Photo by Ezra Johnson-Greenough, who has a great report on the GABF at the New School. |
When you live in a town and spend most of your time drinking in sessions, you appreciate different things. You appreciate those breweries that can deliver the goods no matter what the beer is-- do a top shelf kölsch, IPA, barrel-aged wild ale, kettle-soured German ale, saison, and a stout, and you have achieved something rare. A good metric for this is that moment when you're standing in front of a barroom taplist and see an unfamiliar beer from a familiar brewery. Do you order it immediately or wonder if it's actually in the brewery's wheelhouse?
If you asked a dozen beer geeks in Portland to name city's the best brewery, I'd be surprised if half didn't say Breakside, and if you gave them top five, probably 11 would include Dekum Street's finest. It rewards the repeated visits locals give it, when, over the course of a year as their mood passes through all these different styles, they sample broadly. That's when beers like kölsches pop--when you're really craving one. If you go to a city looking to be wowed by the best breweries and the most sublime beers, a kölsch is going to be a hard style to make the case.
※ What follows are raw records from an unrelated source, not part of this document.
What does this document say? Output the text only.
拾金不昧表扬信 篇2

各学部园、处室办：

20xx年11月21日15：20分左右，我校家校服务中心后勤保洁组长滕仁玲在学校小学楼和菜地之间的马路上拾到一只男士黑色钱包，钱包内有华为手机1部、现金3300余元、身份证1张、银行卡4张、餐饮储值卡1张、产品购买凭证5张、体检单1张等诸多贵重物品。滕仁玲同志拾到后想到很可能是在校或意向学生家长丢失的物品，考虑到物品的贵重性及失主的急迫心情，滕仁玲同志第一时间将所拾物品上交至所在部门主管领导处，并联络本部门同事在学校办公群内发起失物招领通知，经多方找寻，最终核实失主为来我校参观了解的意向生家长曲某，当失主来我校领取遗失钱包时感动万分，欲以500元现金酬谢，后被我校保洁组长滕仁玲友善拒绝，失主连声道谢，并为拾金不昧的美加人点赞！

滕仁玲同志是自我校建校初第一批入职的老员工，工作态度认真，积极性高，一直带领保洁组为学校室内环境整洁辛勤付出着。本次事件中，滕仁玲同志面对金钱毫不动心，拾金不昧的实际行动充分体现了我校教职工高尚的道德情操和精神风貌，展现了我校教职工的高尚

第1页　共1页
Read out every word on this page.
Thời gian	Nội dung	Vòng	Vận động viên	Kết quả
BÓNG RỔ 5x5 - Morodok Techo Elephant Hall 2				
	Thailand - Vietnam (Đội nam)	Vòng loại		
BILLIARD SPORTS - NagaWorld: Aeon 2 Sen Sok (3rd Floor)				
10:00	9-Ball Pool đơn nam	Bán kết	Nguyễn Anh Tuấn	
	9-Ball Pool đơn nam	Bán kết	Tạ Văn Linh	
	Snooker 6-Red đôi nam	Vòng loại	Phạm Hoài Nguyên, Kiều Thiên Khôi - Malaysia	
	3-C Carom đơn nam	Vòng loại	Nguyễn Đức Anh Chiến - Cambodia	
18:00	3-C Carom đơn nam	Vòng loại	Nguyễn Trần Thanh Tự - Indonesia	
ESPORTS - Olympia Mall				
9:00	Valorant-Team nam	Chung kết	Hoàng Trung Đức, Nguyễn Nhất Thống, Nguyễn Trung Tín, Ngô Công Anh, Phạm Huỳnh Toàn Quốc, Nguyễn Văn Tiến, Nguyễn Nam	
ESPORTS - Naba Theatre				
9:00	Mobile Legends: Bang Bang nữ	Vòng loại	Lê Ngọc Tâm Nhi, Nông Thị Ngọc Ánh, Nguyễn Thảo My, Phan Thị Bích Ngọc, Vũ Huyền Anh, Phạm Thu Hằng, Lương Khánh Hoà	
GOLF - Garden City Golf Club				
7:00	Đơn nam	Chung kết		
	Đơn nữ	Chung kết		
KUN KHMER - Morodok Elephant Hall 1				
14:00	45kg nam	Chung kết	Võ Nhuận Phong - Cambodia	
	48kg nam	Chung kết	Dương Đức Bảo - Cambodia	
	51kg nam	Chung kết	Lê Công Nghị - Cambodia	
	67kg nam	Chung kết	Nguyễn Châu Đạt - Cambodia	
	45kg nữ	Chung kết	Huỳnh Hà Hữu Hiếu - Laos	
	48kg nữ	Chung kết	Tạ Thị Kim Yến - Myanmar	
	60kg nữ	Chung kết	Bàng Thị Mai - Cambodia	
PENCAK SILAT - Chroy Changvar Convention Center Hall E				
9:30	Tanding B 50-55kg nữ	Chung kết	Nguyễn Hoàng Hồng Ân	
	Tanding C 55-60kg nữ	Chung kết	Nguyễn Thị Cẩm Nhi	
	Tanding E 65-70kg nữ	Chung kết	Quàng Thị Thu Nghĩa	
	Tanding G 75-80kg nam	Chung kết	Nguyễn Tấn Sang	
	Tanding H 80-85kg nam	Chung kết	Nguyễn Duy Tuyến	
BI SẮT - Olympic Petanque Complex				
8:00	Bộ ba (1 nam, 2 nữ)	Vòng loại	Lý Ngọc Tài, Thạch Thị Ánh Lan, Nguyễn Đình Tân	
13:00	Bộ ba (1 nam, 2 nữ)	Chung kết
I bring all of this up because over the weekend Breakside picked up three more medals at the GABF, and the distribution of their nine medals is pretty representative of why we admire them (asterisks equal 2016) :
- Rye beer*
- English pale* (two different years)
- "Australian-Style or International-Style Pale Ale" (Their session IPA)*
- German-style sour ale
- Dry stout
- American-style IPA
- English-style mild ale
- American-style strong pale ale
______________
Oregon took home 21 medals this year, and congrats to everyone who scored some bling. Special kudos to Matt Van Wyk, who picked up a gold in brett beer category with his brand-new project, Alesong.
Abaolutely accurate.
ReplyDeleteDon't drink Breakside enough to agree or disagree. Mine would be Lompoc. Even better would be a post about how many breweries like this are still around. The kind that focus on making beers that local love, over a broad number of styles. Laurelwood? Lompoc? Who else is out there and is doing it well, Jeff?